STATE COLLEGE, Pa. — Penn State professors Ming Tien and John Carlson, along with one of their former postdoctoral fellows, Haiying Liang, have invented a method for modifying crop growth so that the resulting plants are easier to digest.
The technology was patented by Penn State, and optioned by a company formed by Tien, professor of biochemistry, and Carlson, professor of molecular genetics.
Their new startup, Lignolink, is commercializing a process for changing the lignin structure within plant cell walls, so that it can more easily be broken apart at protein “links.”
Lignin is an important component in determining the strength and health of a plant, but is typically hard to digest for animals and is an impediment to cellulosic based biofuels production.

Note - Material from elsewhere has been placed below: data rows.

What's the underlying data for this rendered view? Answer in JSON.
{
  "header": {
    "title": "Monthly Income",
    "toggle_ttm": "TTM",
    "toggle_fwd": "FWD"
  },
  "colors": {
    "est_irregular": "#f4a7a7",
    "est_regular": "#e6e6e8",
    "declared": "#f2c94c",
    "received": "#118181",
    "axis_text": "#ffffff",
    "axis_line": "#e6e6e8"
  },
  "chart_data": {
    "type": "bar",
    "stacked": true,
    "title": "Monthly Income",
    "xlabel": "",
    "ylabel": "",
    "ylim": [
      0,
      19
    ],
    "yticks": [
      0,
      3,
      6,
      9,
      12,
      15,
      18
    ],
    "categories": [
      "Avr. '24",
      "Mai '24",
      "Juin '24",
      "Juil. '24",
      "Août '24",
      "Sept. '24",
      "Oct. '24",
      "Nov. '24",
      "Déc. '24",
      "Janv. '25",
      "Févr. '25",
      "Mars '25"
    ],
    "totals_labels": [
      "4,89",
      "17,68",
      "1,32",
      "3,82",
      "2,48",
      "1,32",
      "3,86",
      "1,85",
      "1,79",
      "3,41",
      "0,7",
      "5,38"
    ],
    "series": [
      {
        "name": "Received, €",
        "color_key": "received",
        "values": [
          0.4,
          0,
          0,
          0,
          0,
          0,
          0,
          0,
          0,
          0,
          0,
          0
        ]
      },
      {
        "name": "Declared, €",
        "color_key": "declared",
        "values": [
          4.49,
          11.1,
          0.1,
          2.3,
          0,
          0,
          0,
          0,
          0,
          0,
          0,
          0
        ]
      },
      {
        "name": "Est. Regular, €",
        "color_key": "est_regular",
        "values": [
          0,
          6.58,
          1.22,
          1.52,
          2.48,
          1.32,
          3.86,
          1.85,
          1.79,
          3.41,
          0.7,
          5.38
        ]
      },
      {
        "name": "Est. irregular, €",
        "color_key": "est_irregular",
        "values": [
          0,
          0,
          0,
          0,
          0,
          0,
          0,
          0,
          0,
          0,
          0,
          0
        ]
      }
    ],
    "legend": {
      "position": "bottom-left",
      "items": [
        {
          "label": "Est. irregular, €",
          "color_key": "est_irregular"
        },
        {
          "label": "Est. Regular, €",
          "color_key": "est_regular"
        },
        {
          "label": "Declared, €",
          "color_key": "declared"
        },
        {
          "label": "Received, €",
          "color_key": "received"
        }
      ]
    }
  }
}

The company’s innovative technology will enable the development of improved feed stocks for the biofuels industry as well as for dairy cows and livestock in general.
The research was funded in part by Ben Franklin Technology Partners and further supported by the technical services of Ben Franklin’s entrepreneur-in-residence, Scott Welsh.
With this backing, the research team was able to refine the technology, form a company and hire two employees.
Subsequently, Lignolink has been able to secure a Small Business Innovation Research grant with the National Science Foundation.
The company is currently in talks with several large plant technology companies about joint commercialization of the Lignolink technology in biomass feed stocks and forages.